Revolutionary consciousness does not develop through purely economic, operational, or day-to-day political struggles. In order to fight for a revolution, workers must be convinced that overcoming capitalism is necessary and possible. This revolutionary consciousness requires knowledge of Marxism and cannot develop spontaneously through class struggles, as these remain at the level of reform and the goals can be achieved within capitalism without directly contradicting it. Therefore, the main task of revolutionaries is to intensify existing struggles and bring the youth and the working class into contradiction with the system. Bringing revolutionary consciousness into the class by winning workers to a revolutionary program—this is a task that requires a communist organization. For the Youth International, this means bringing class consciousness to the proletarian youth, especially to its leading sections.

Relationship to the revolutionary party

In general, the youth alone cannot overthrow capitalism. This task falls to the proletariat. That is why it is essential for the Youth International to work closely with the revolutionary party and the revolutionary international, to engage in programmatic discussions, and to maintain formal relations. The concrete relationship to the party, whether the youth is part of the party or an organization that is organizationally, programmatically, and financially independent, cannot be generalized. This relationship must be determined depending on the severity of the class struggle, repression, etc. However, it is important that the youth are given the space to make their own mistakes and learn from them in order to train revolutionary cadres capable of fighting. But the Youth International also has the task of correcting political mistakes made by the party and leading the struggle for revolutionary politics, should this be necessary. The betrayal of social democracy during and before the First World War illustrates where the Youth International, unlike the Second International, had a clear anti-militarist understanding.
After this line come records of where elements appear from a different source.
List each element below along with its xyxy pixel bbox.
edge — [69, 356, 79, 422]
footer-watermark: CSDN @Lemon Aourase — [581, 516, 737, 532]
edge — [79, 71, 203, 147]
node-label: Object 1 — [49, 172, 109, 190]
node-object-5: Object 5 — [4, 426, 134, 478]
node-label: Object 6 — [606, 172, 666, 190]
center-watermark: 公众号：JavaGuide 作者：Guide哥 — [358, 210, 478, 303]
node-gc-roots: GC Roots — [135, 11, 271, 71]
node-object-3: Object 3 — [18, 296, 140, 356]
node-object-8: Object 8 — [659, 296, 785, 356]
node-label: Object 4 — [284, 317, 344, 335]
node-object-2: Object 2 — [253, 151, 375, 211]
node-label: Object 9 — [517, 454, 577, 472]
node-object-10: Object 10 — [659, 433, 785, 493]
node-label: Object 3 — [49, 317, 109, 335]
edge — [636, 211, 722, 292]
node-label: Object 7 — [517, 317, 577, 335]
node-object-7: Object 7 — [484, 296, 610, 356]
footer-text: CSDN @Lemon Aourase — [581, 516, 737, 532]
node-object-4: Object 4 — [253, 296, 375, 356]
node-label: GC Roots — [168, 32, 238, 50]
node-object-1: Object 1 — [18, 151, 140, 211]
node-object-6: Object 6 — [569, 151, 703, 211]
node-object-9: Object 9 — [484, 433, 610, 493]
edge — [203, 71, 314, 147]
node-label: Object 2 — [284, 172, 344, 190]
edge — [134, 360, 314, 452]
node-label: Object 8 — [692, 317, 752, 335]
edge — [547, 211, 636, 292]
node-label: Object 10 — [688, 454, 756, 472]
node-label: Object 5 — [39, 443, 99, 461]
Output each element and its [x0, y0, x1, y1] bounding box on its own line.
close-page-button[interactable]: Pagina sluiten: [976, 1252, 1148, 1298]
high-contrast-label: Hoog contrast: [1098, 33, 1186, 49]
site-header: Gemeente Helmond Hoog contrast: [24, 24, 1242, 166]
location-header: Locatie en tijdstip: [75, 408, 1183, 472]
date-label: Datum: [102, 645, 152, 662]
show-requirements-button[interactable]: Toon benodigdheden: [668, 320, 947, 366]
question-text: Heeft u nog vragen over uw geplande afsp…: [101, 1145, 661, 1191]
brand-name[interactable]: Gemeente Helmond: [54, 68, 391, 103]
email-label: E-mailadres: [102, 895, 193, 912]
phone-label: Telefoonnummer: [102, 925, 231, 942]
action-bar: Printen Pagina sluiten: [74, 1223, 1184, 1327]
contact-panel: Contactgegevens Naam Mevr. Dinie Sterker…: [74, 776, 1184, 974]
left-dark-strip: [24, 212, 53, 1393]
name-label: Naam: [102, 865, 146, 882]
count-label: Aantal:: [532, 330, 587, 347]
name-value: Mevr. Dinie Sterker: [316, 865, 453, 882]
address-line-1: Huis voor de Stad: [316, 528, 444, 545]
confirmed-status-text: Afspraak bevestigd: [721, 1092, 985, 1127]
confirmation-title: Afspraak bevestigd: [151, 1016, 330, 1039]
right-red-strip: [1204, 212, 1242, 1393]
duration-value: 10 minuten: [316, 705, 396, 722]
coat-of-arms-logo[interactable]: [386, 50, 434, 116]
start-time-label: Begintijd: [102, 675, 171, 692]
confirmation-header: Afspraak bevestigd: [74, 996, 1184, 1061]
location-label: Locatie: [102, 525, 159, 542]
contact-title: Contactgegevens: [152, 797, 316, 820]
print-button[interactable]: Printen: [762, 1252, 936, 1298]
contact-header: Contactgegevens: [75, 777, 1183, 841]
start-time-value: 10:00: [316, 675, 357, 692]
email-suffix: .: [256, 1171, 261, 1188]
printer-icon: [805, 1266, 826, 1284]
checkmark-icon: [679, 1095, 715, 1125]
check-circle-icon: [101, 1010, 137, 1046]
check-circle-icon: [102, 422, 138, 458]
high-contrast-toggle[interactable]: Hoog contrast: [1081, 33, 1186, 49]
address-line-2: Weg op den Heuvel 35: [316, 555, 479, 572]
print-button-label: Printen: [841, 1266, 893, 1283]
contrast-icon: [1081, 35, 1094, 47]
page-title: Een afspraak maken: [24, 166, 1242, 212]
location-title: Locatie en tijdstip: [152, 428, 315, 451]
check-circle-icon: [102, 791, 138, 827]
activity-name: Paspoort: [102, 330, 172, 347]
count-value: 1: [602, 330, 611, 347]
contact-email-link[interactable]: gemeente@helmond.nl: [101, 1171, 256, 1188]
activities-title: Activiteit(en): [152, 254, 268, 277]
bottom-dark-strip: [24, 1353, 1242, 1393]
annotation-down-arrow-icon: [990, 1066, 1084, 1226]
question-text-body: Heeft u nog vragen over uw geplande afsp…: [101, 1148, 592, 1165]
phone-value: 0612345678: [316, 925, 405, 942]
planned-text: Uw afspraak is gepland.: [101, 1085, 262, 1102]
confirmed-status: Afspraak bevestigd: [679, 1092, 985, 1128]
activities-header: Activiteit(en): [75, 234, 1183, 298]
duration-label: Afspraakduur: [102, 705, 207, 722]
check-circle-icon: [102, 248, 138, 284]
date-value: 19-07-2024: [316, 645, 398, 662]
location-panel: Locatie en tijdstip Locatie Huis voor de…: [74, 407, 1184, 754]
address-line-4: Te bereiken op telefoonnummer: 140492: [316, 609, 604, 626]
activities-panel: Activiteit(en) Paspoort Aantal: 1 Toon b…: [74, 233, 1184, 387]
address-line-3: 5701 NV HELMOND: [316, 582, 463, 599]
For the building of a revolutionary Youth International!

The building of a Youth International cannot happen in a linear fashion. In order to build an effective international youth organization, we must discuss our program and theirs with other youth organizations. This task is all the more urgent in a period of intensified class struggle, a global shift to the right, and a general crisis of leadership among the proletariat and youth. These discussions and the development of a common practice can lead to a merger of organizations on the basis of a clear common program and a revolutionary strategy.